The House bill, weighing about 20 pounds, would extend coverage to about 36 million uninsured Americans, bar insurers from denying coverage and prohibit the insurance industry from charging higher premiums to consumers with a preexisting condition.

The bill contains also a public insurance option, which proponents say is aimed at injecting more competition into the marketplace. Under the legislation, the insurance industry would lose its exemption from federal antitrust restrictions on market allocation and price fixing.

In all, the House bill contains 3,425 mandates woven into it, Lungren said.

He noted that the bill was passed just after the federal government announced that the national unemployment rate had topped 10 percent in October. He said lawmakers' efforts should be on economic development rather than overhauling the best health care system in the world.

"I happen to think that our first objective should be creating jobs in this country," he said.

In the original health care bill proposed early this summer, 53 new boards, programs and commissions would have been created. The final bill had 111 of them.

The $1.05 trillion bill, he said, also contains $224 billion in "hidden expenditures," referring to the so-called doc fix which will prevent doctors caring for Medicare patients from having their federal payments slashed.

He said nobody is proposing that Congress not adjust Medicare reimbursement rates so physicians don't face deep annual pay cuts, but Democrats have placed the legislation in a separate bill so to reduce the health bill's price tag.

Passage was uphill

Lungren said that the Democratic leadership did not have the votes needed pass the bill in June, July, after the August recess or in September or October. He said the leadership under Pelosi was pushing for a vote just as soon as the votes were there, possibly keeping lawmakers in Washington this week if they had to do so.

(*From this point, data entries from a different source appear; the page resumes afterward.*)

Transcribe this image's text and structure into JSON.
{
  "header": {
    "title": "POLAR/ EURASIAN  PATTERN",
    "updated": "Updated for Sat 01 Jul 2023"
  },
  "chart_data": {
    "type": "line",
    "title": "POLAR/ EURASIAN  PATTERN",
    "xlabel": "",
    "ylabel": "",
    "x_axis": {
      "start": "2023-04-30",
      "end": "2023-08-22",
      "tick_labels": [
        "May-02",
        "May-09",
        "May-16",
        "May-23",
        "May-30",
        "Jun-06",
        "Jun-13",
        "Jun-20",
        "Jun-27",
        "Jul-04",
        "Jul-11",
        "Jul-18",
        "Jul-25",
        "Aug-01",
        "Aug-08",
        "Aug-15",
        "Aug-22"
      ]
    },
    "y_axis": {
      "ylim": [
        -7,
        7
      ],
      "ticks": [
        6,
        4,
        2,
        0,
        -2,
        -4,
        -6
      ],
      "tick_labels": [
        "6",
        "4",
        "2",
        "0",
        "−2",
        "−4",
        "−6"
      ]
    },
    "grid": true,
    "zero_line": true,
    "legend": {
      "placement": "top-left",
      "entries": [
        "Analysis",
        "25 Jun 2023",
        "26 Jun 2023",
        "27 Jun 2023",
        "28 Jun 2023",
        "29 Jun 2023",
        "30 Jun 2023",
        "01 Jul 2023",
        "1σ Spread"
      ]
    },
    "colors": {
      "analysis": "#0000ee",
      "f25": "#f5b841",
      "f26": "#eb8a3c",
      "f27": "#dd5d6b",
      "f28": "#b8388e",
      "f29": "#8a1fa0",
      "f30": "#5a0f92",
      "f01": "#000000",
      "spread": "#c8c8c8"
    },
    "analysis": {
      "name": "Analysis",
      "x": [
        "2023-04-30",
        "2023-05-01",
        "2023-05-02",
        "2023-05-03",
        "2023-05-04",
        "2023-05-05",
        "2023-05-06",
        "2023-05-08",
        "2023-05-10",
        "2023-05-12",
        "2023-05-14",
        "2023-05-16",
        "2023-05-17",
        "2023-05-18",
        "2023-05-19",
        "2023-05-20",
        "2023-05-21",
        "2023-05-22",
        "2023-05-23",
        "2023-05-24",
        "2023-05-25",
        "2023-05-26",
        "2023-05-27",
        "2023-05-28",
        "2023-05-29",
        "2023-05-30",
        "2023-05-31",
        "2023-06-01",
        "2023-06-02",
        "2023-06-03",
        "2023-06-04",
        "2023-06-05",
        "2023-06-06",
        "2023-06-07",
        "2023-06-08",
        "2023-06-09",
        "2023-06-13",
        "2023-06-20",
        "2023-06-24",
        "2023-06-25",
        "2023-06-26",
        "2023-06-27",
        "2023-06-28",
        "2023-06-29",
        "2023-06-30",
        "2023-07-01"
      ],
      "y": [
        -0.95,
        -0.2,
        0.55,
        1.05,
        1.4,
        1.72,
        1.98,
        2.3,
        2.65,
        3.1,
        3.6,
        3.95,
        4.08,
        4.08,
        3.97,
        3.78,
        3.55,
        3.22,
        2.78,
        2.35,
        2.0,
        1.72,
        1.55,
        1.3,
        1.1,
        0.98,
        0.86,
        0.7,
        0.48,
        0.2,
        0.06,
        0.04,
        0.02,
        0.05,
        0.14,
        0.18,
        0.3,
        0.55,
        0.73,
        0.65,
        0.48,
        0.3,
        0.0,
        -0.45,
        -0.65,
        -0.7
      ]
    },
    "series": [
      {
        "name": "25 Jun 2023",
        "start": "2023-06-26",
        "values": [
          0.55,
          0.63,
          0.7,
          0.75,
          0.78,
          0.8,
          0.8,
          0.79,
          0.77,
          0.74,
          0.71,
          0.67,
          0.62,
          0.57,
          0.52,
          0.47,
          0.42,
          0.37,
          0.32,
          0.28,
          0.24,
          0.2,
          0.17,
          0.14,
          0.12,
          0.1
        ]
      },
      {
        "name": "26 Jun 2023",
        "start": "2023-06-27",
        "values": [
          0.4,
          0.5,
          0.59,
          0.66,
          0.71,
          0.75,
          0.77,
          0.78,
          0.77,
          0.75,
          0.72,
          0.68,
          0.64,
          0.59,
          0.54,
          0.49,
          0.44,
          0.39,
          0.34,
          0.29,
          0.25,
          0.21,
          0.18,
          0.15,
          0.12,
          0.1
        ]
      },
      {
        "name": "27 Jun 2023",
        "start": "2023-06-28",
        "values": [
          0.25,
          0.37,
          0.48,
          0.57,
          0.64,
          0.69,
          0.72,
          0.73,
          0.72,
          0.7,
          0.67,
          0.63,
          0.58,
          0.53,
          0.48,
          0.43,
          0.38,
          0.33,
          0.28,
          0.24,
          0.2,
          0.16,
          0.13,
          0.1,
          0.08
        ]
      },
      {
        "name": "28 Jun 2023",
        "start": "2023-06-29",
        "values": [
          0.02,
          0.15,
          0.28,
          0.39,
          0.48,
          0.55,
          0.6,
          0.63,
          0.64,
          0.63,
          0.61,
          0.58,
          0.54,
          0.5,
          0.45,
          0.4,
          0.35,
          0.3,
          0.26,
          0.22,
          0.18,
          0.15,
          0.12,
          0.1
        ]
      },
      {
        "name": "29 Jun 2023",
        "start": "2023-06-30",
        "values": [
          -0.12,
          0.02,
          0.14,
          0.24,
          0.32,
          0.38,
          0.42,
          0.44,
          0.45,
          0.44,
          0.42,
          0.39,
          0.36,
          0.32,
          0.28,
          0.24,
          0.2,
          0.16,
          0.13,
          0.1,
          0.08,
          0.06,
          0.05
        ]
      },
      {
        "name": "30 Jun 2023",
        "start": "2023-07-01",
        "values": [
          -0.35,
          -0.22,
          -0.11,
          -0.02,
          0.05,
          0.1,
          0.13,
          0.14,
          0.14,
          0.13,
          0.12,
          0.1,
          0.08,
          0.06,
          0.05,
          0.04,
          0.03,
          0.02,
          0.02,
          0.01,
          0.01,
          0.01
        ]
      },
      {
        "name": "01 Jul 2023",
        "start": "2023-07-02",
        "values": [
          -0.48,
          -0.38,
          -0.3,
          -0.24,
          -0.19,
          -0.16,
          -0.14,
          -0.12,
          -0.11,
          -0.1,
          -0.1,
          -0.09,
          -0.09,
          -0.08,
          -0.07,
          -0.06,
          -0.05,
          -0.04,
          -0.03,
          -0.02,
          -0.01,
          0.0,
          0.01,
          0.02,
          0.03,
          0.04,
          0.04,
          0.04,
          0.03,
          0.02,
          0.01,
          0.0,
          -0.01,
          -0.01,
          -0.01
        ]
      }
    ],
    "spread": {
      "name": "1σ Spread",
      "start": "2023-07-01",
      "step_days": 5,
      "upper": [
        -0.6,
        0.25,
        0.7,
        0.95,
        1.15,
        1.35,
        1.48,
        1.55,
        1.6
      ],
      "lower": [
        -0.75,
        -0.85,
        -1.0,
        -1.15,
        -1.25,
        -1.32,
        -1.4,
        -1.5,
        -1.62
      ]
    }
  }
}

"They knew if we came home and had town hall meetings that there would be enough concern expressed in our town hall meetings to enough members of Congress that they could not pass the bill," Lungren said. "It is ironic that they are afraid for us to come home and talk to our constituents before we are faced with the bill, and I think that is a real problem."

The Democratic leadership, he said, is still playing hardball with House members, already warning that they might have to be in Washington the first part of Christmas week to approve a conference committee health care bill that can be sent to the president's desk.
"They are trying to squeeze members so that they just might say 'uncle' and vote for it," Lungren said.

The House-approved plan and the one that is expected to be passed in the Senate will be merged in conference committee before a final bill goes to President Barack Obama, who has made health care reform the cornerstone of his domestic policy agenda.

Many Democratic senators have expressed concerns about the House-approved bill.

"It is not inevitable that this plan becomes law," Lungren said of the House plan. "It is possible that we can get the Senate to step back."

Lungren: Bill has new taxes galore

To pay for the coverage expansion under the House bill, the legislation calls for, among other things, a 5.4 percent surtax on individuals making more than $500,000 a year or families earning more than $1 million and a 2.5 percent excise tax on medical services or devices.

"You will be taxed 2.5 percent for the privilege of sitting in a wheel chair," Lungren decried. "I had a hip replacement a year ago; thank God I had it done before the new tax."

If signed by Obama, the health care overhaul would mark the most significant expansion of medical care since Congress created Medicare in 1965 for the nation's elderly.